Die wichtigste Frage, die nach den Zahlen, also die Einordnung, fällt mir sehr schwer. Ist es eine Masse, die sich da erhebt oder schweigt die Masse, so dass die Minderheit so laut erscheint? Warum wünschen sich Menschen autoritäre Anführer oder gar Autorkraten an der Spitze. Wissen sie die demokratischen Werte nicht mehr zu schätzen?
Welche Rolle spielt bei all den Fragen die “virtuelle Welt” und sollte man die von der “realen Welt” trennen (Stichwort: Digitaler Dualismus)? Es wird immer weniger gelesen, die Schreibschrift stirbt aus, das Textverständnis nimmt ab (Satire und Ironie werden nicht erkannt). Was bedeutet das für die Zukunft?
Womöglich wollten Sie nicht in diese pessimistische Richtung. Mir schwirren diese und viele weitere Fragen schon eine Weile im Kopf herum, so dass ich die hier mal aufschreiben musste. Beantworten lassen sich die meisten ohnehin schwer.
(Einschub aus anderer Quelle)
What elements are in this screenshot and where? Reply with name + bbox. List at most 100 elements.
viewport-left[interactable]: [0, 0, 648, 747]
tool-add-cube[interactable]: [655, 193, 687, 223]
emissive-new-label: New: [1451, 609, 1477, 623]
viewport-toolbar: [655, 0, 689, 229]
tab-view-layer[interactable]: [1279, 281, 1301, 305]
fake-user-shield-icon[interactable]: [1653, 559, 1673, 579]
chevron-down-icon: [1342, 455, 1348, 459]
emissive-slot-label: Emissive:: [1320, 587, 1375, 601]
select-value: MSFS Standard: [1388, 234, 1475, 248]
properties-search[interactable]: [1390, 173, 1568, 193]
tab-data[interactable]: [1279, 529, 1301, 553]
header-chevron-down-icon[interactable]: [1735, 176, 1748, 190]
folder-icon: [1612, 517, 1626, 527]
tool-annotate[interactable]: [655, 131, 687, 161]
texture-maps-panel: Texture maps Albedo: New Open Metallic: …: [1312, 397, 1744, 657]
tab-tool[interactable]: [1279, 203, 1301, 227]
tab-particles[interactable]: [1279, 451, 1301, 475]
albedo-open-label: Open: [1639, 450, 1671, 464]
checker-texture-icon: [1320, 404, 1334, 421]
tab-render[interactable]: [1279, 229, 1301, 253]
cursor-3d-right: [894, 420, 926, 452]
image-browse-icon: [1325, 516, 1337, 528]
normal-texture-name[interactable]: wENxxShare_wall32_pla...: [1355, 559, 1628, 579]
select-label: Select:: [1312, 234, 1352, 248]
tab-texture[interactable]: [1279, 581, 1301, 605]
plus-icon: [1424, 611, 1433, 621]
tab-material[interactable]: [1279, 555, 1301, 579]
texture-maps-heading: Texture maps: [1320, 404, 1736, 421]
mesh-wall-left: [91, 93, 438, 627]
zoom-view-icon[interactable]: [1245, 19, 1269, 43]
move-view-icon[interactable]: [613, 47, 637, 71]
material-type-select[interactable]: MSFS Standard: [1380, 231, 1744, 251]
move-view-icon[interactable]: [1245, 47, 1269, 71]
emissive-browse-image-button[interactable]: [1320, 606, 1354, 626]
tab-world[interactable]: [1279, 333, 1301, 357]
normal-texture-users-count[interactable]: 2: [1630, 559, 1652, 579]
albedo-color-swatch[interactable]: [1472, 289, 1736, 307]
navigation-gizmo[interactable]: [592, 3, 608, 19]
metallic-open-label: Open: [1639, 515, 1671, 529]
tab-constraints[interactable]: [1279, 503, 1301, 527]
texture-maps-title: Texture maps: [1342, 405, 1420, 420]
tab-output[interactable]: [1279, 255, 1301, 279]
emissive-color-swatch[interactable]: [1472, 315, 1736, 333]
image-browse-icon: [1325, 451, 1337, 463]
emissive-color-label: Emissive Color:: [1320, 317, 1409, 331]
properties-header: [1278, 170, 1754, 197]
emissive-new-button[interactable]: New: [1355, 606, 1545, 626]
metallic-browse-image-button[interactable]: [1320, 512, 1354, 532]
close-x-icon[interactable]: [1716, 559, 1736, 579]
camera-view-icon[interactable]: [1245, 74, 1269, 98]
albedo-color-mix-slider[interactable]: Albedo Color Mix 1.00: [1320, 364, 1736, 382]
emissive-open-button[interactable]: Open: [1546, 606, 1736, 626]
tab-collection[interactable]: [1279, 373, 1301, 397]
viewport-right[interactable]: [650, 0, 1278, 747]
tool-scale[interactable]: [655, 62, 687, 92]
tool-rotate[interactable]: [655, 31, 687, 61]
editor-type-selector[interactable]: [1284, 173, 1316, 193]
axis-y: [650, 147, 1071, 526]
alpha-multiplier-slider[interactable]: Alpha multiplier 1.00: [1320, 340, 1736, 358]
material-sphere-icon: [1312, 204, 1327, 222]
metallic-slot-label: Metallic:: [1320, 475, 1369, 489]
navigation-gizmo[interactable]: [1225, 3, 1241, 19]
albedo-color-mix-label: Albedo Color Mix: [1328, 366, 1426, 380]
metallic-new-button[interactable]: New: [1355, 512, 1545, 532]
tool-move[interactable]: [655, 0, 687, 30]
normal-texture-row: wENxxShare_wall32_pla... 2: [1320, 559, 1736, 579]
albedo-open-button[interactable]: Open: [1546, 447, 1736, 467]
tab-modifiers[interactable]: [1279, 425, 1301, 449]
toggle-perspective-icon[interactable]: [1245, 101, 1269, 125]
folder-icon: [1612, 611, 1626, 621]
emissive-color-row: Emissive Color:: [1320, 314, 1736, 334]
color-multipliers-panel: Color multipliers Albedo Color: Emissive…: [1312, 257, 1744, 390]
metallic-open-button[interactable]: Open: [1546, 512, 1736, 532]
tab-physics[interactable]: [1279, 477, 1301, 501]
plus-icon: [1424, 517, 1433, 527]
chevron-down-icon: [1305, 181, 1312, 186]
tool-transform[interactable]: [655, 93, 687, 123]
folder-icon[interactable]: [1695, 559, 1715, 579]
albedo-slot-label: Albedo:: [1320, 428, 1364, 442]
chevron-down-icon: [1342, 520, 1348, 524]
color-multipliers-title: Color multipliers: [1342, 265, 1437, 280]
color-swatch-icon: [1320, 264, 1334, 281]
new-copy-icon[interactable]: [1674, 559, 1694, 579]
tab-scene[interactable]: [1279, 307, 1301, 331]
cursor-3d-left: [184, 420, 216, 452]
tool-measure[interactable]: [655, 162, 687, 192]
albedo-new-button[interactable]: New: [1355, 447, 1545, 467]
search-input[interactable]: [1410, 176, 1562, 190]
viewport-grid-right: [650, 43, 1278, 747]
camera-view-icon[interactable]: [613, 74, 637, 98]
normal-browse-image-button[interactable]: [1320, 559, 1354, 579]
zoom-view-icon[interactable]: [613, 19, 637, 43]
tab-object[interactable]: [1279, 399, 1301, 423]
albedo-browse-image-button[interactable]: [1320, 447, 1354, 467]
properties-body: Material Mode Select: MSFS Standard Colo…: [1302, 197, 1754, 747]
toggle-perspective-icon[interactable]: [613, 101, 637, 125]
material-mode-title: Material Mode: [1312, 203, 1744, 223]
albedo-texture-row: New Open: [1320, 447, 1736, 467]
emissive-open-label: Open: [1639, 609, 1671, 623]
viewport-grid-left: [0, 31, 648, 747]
Die so oft beklagten Hassreden bzw. Hasskommentare verbreiten sich durch das Internet einfach nur schneller und vor allem exponentieller. Ich erinnere mich noch daran als Willy Brandt 1969 Bundeskanzler wurde. Ich war 10 Jahre alt und Schüler in einer mittelgroßen, konservative strukturierten Stadt im Rheinland. Mit den Mitschülern kam ich nicht so gut aus, was noch verschlimmert wurde, als die Rede auf Politik kam. Das war damals durchaus möglich, denn ganz Deutschland war politisiert – heute würde man sagen: gespalten. Ich hab’s hier schon mal kommentiert: Der heftigste Spruch war »Brandt an die Wand«. Ein Mitschüler (der Vater hatte ein Geschäft) wollte Brandt in ein Erdloch vergraben und verhungern lassen. Die Ostpolitik, die formal den Ausgleich mit Polen und der Sowjetunion suchte und praktisch den Verzicht auf die »Ostgebiete« bedeutete, wurde als Verrat empfunden. Natürlich plapperten die Schüler nur das nach, was sie zu Hause zu hören bekamen – ich auch. Aber ich gehörte der Minderheit an.
Ablehnung war ich gewohnt, aber dieser Grad der Ablehnung, ja der Hass befremdete mich sehr. Auch die Sprache, wobei ich nicht besonders sensibel war. Aber es war eben etwas Besonderes, jemandem den Tod zu wünschen. Heute gilt das »Satire«, wobei wir bei dem »Ironie off«-Button wären.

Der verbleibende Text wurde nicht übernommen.